Sunday, December 9, 2012

The Greatest

Due to an unwise level of incaution on my part, I was roped into a "debate" about the existence of God. And one of the debaters threw out an charge that I'd heard many time before.

"So," he'd said to one of the participants who'd claimed disbelief, "you're arrogant enough to claim that there is nothing in the Universe greater than yourself?"

This escalation in the rhetoric of the "debate" was interesting, mainly because it was the first time in my experience that the charge of "arrogance" had been made explicit - normally the "nothing greater in the Universe" question stood on its own, and if it was charged that an accusation of arrogance had been made, it could be plausibly denied. Of course, it's a common facet of human nature to attribute a failure to understand something a given individual sees as self-evident to a certain level of moral deficiency, even as it's common to deny having made such an attribution.

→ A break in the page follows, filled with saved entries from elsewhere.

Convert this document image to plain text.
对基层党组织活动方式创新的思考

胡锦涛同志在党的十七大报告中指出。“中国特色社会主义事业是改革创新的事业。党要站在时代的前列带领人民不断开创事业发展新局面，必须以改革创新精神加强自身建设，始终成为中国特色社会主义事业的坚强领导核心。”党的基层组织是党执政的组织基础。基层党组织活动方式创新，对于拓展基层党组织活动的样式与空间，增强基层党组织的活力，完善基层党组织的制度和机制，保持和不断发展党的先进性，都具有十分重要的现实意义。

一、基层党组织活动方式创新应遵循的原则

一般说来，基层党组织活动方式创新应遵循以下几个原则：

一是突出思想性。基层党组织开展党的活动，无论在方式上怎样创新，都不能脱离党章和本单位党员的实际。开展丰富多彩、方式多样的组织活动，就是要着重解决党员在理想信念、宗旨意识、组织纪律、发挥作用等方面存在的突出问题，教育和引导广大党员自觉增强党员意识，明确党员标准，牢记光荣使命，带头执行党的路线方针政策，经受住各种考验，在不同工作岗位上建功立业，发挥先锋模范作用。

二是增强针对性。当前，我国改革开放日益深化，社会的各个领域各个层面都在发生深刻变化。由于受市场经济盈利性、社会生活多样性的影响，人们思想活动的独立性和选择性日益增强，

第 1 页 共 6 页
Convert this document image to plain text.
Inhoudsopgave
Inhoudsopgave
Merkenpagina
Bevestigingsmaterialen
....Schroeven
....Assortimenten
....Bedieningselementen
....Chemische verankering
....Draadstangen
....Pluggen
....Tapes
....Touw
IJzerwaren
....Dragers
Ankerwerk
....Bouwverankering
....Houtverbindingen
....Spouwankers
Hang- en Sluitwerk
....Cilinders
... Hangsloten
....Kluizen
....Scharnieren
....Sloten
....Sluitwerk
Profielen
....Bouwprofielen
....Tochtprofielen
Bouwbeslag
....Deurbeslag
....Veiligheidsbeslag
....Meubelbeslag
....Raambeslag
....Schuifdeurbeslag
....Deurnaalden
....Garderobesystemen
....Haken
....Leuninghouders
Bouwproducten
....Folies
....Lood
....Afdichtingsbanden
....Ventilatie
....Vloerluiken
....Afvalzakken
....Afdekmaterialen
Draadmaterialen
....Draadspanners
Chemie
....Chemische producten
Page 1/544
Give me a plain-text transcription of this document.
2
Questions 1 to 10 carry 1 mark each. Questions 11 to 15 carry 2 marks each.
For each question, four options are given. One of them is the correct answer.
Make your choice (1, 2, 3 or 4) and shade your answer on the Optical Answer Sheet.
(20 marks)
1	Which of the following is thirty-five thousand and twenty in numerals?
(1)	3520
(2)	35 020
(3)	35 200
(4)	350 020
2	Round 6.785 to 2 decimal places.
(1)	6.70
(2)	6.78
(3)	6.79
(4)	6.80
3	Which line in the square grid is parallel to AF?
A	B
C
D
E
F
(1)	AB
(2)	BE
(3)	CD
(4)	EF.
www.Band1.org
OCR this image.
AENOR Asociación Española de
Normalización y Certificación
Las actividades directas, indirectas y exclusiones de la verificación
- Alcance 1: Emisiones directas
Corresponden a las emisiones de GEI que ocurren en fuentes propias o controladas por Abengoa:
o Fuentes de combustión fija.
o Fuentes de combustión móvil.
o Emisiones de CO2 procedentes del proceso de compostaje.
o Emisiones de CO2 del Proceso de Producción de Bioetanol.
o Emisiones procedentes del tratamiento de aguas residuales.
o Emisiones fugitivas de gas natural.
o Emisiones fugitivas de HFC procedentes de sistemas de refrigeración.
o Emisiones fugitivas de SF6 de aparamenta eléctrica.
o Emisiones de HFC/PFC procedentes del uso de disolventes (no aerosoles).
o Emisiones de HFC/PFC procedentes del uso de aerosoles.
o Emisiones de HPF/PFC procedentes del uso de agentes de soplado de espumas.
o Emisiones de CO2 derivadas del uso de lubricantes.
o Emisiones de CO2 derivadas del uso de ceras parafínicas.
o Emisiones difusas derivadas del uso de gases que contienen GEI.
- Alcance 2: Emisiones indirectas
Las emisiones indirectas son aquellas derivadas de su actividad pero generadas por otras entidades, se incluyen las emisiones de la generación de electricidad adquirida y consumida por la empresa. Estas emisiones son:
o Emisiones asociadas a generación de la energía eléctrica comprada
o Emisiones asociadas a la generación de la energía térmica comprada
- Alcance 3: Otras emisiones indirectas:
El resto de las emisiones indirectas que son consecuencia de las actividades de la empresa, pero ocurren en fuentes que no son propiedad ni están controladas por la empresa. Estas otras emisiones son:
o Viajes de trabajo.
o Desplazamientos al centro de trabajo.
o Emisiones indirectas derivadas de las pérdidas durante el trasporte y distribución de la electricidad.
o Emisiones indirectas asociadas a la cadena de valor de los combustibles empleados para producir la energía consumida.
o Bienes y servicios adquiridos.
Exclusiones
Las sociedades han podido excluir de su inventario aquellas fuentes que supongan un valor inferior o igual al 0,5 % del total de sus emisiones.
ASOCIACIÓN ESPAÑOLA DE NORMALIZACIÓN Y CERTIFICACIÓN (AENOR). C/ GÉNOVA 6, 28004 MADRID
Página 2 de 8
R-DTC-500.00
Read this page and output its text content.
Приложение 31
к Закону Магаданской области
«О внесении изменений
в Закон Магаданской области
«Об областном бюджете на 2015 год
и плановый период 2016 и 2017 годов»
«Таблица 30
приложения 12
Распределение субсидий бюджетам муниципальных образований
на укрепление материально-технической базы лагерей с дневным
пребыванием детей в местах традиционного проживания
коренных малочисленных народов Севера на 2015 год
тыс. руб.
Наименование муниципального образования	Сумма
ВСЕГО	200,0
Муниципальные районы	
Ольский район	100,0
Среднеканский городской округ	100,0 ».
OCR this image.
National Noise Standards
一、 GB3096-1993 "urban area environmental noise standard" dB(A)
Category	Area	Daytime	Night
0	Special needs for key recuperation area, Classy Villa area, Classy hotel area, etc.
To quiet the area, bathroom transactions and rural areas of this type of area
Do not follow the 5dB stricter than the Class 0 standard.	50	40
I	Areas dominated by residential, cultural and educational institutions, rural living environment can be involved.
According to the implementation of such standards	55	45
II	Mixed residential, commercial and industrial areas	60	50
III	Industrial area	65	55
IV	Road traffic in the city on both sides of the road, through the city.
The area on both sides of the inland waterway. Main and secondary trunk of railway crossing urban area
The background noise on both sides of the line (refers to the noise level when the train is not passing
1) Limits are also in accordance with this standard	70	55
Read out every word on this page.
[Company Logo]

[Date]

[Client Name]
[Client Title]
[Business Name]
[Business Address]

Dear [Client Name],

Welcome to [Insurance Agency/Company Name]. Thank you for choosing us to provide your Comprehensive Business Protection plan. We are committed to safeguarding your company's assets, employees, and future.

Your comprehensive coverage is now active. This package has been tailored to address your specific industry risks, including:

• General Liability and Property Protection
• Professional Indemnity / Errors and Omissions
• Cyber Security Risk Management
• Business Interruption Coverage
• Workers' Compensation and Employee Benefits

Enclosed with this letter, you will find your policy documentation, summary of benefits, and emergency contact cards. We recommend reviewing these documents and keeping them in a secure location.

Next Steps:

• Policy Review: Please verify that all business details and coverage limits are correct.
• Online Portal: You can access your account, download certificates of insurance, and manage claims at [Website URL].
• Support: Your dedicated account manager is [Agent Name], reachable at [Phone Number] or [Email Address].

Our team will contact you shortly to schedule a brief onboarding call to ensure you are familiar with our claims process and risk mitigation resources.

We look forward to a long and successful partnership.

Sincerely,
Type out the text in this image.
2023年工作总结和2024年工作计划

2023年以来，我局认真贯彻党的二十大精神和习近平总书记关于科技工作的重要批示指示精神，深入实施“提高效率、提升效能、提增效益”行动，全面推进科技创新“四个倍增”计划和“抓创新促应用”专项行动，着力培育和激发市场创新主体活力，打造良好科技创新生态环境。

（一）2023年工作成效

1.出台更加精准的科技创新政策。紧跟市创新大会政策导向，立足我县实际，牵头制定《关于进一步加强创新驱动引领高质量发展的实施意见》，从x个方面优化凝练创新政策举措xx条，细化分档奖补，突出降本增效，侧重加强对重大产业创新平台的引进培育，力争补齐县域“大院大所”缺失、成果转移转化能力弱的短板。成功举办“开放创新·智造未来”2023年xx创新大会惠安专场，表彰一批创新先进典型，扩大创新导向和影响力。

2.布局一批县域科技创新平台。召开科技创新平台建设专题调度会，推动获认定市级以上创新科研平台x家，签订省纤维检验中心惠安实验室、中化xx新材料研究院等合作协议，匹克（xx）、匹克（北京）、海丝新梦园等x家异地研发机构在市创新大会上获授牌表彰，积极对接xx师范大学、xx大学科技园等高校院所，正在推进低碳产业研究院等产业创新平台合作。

I've always found upshot of this common Christian rhetorical device, the idea that of all the things in the Universe, mankind is second only to God, to be curious, mainly because it seems to me to be so clearly incorrect. Consider - were I to snap my fingers right now, and the Sun were to be immediately reduced to a cold, dark mass in the center of our solar system, life on Earth would start to suck - a lot - in about the next eight minutes. And, as clever a species as we are, we'd be completely and utterly boned - the Extinction Express would be rolling along. On the other hand, were I to snap my fingers and trigger Life After People, eight minutes in, the Sun would be completely unperturbed. Winner: Sun. If that doesn't count as being greater than humanity, I could always ramp it up a notch - or twelve. Gamma-ray bursts, anyone? Of course, I try to avoid assigning any moral, ethical or intellectual weight to this (not that I was successful the other day), as it's really just a way of looking at the world, and in the grand scheme of things, our opinions are pretty worthless things.


The place that we see for ourselves in the Universe is one of those things that goes beyond science and religion. To a degree, it's part of the emotionally freighted concepts that we have of what it means to be "human," and all that this entails. As such, it's never the objective thing that we often present it as, whether or not we realize it.